Spurlock: [showing child a picture] Who's that?
Child
: George W. Bush?

Spurlock:
No. That's a good guess though.

[
It is actually a picture of Jesus]
--Super Size Me
(2004)


"Of course, a war is entertaining,"

but I am finding too many and must skip on to favorites

--The Screwtape Letters,
C. S. Lewis (1942)
__________

Some final thoughts on the facile thinking that upgrading the Iraqi's munitions -- like replacing their AK-47's with M-16's -- will somehow enable them to strike a victory for democracy.

A quick review of guns in modern warfare shows the foolishness of this approach.

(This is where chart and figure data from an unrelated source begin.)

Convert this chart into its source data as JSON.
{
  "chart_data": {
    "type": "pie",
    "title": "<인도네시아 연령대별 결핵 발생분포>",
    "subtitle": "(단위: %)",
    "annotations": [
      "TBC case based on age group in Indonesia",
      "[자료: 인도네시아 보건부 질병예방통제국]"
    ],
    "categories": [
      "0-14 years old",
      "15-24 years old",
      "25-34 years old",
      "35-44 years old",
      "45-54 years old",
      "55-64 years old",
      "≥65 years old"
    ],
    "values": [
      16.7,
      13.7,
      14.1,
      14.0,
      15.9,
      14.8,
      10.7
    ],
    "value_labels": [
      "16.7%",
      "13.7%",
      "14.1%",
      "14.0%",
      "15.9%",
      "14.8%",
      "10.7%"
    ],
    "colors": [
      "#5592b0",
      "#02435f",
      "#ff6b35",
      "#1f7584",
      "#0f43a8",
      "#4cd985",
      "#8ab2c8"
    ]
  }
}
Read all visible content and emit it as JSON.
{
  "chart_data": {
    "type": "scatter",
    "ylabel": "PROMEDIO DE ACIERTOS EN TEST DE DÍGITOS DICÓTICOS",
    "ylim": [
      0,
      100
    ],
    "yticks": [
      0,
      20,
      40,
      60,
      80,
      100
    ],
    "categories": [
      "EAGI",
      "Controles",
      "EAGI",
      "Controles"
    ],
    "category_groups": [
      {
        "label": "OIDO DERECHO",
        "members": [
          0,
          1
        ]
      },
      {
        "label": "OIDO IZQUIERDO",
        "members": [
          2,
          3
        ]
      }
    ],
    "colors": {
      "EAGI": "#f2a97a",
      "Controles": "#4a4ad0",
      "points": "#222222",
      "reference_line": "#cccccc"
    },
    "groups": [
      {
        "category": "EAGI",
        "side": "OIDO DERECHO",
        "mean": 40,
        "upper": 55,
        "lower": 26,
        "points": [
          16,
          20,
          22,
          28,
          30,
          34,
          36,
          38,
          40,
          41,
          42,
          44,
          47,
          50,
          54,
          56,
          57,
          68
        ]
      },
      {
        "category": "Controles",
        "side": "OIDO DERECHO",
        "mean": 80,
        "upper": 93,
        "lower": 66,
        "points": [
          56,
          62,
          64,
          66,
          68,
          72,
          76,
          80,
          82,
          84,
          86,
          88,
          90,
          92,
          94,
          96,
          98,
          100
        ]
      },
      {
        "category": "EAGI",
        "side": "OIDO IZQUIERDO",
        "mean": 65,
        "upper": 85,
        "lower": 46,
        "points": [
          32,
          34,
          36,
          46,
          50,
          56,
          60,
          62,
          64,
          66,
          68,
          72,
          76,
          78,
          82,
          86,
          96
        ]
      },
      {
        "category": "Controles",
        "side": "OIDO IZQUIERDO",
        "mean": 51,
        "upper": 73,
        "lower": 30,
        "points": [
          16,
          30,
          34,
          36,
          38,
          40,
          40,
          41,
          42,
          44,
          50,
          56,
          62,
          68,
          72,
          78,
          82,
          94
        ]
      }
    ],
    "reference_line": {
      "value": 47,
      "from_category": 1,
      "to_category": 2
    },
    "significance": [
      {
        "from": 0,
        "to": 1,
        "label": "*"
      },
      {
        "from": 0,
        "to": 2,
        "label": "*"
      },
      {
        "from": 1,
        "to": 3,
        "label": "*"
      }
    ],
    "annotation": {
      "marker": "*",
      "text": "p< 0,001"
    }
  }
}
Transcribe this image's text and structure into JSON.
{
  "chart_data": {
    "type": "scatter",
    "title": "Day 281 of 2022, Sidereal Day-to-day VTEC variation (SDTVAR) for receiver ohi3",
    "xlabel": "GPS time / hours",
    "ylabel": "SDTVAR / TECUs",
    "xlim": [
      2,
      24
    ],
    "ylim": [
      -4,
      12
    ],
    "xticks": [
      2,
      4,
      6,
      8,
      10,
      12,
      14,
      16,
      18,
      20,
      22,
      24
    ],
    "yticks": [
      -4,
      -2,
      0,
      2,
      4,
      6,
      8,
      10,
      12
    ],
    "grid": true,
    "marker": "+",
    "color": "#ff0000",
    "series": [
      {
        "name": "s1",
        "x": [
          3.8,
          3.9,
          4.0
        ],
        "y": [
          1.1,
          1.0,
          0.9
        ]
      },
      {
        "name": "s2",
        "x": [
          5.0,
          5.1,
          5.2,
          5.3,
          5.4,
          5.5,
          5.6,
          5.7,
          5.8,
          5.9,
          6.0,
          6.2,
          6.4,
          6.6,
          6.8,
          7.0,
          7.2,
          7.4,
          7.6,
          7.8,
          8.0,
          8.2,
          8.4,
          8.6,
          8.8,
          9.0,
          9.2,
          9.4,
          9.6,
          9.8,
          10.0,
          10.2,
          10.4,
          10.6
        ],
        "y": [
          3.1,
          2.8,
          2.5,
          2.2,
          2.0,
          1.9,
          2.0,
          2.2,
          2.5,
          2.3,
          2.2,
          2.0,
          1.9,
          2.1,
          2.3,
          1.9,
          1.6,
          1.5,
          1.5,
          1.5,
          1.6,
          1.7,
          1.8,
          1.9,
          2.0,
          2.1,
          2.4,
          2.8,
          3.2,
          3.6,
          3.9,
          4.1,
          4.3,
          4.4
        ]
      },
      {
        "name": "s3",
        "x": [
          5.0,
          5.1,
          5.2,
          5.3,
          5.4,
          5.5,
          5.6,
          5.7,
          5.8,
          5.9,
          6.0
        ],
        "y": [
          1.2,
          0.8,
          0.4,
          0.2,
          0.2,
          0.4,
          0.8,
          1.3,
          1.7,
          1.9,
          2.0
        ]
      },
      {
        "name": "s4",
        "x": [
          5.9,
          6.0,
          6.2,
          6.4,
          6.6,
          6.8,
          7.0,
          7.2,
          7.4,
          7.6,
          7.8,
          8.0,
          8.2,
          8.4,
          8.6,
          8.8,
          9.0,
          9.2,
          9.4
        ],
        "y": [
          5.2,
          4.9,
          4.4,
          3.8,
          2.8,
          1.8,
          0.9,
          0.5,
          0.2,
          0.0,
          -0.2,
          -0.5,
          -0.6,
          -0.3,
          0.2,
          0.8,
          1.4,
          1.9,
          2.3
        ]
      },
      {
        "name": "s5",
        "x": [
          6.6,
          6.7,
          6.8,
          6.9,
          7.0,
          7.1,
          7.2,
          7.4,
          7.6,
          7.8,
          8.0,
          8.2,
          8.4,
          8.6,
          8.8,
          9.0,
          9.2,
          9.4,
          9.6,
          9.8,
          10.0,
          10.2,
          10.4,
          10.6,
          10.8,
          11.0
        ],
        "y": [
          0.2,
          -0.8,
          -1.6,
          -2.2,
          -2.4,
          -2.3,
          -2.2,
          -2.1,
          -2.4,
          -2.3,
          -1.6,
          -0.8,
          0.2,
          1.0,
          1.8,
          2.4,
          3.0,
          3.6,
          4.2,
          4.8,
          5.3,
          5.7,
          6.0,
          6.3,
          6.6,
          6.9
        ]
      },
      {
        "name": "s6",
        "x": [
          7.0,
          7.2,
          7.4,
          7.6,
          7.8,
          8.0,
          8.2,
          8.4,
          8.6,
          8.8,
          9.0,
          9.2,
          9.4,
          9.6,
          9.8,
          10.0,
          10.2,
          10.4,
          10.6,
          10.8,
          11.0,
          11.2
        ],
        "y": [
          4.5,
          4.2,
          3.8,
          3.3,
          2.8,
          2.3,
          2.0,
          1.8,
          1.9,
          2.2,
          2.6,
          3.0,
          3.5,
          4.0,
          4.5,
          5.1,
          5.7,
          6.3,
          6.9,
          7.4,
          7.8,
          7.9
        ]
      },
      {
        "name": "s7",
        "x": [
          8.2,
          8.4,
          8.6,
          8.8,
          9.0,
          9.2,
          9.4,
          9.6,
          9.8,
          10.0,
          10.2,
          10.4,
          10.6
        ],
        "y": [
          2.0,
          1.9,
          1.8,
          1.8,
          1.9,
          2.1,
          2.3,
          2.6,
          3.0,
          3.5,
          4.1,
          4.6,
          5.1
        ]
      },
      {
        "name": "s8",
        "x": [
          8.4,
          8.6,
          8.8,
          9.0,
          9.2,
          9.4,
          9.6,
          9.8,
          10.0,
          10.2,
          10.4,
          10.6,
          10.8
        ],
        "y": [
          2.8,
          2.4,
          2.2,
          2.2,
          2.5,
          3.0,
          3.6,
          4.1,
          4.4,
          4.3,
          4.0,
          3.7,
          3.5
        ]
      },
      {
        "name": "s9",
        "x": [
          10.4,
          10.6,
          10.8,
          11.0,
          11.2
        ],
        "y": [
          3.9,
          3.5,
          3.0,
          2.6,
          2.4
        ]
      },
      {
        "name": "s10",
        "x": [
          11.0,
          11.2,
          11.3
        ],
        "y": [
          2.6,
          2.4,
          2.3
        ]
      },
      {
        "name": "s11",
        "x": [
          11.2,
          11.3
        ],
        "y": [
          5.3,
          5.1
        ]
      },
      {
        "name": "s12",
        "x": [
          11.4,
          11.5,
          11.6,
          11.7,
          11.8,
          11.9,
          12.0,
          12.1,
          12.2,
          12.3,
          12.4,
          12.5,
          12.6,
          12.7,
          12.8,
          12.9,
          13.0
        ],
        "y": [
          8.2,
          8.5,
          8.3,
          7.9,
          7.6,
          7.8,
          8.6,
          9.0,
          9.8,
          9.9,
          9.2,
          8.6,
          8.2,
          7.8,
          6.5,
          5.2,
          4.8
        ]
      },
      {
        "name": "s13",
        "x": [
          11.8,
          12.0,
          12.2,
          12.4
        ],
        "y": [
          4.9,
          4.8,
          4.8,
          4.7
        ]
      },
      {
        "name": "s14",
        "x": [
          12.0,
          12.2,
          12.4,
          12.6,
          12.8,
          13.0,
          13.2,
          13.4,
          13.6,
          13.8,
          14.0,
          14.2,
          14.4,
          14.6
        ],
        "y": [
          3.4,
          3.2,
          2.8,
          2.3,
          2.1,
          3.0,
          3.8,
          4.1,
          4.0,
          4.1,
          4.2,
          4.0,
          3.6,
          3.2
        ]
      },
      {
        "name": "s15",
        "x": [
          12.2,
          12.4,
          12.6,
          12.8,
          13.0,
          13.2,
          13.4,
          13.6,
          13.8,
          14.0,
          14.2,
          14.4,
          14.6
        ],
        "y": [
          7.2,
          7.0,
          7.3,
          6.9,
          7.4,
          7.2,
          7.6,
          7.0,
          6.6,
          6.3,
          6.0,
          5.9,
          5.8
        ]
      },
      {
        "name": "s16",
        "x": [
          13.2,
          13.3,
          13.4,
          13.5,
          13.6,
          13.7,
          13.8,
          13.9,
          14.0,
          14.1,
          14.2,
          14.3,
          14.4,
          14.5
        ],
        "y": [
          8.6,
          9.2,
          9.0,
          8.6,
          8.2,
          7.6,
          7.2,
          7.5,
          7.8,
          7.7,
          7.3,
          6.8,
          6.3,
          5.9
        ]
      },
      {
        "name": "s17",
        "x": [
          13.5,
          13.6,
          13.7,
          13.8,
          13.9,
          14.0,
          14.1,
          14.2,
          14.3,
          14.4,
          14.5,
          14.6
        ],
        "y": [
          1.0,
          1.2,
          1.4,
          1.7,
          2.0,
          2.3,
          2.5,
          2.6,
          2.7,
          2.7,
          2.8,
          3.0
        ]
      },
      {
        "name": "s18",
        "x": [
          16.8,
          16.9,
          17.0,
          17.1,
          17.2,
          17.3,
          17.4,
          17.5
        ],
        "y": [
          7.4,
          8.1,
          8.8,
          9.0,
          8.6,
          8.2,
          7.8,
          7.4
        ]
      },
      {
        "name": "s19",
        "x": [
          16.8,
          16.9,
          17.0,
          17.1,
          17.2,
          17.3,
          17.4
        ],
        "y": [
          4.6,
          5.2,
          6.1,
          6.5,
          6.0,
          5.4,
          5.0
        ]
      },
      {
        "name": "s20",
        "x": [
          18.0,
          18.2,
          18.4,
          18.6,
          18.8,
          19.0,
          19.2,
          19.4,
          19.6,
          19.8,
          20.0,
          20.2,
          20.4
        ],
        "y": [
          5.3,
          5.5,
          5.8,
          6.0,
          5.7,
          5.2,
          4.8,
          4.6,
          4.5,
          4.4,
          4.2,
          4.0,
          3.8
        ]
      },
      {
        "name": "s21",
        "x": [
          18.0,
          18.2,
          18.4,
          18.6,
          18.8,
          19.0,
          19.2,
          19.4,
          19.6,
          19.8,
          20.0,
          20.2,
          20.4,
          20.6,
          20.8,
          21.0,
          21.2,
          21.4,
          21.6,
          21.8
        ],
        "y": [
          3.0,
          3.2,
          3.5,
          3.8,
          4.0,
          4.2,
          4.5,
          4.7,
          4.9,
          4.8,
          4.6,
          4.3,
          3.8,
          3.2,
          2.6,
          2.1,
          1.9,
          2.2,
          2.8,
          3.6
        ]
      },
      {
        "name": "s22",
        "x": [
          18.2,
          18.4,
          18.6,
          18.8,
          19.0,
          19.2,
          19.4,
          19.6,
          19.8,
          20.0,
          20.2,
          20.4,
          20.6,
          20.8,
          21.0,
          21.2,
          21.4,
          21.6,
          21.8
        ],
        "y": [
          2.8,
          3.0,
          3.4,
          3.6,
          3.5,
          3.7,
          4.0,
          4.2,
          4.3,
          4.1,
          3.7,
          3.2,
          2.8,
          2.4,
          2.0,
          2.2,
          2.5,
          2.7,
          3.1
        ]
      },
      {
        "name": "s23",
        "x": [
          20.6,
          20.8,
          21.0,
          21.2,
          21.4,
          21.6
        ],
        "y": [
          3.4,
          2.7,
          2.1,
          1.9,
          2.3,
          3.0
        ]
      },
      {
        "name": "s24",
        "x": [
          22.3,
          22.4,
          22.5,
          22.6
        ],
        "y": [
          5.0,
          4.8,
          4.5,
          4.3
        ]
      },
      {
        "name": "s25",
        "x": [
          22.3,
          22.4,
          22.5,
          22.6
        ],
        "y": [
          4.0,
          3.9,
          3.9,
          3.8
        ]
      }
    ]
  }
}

In Korea, the North Korean Army and later Chinese forces fought the UN forces to a standstill using captured Japanese WW II bolt action rifles, as well as Soviet 1891 Mosyn Nagant bolt rifles. Largely, they fought without heavy artillery. N.K. forces today still use the AK-47, and South Korea does not use the M-16, but rather a home-grown variant, the Daewoo.

In Vietnam, the entire South Vietnamese forces including the police were armed with the vaunted M-16. They probably enjoyed a larger force structure than the North and at the time, and had a large armored force and modern Air Force for support. The SVN field commanders enjoyed impressive heavy artillery, as well.

The North Vietnamese forces wore sandals and carried AK-47's, yet SVN could not pull their own bacon out of the fire even with the help of $100's of billions of U.S.-manufactured military hardware. The SVN couldn't repulse the NVN offensive because the South couldn't marshal the will, nor did their army reflect any nationalistic unity. They could not issue a cohesive list of goals. All the M-16 rifles in the world could not compensate for that lack.

Americanizing an army does not necessarily lead to military success. Especially when that army (Iraq) is not engaged in military combat. Especially when they don't share in other Americanizing features, like democracy -- something we seem tragically ill-poised to export these days.

All of the -ologies and -isms don't change the reality. The reality is our invasion stomped upon and destroyed the equilibrium of Iraqi society. Arming such a broken society is not the answer to to their, or our, problems.

The Iraqi army is simply a super-sized police force, sans foreign enemies.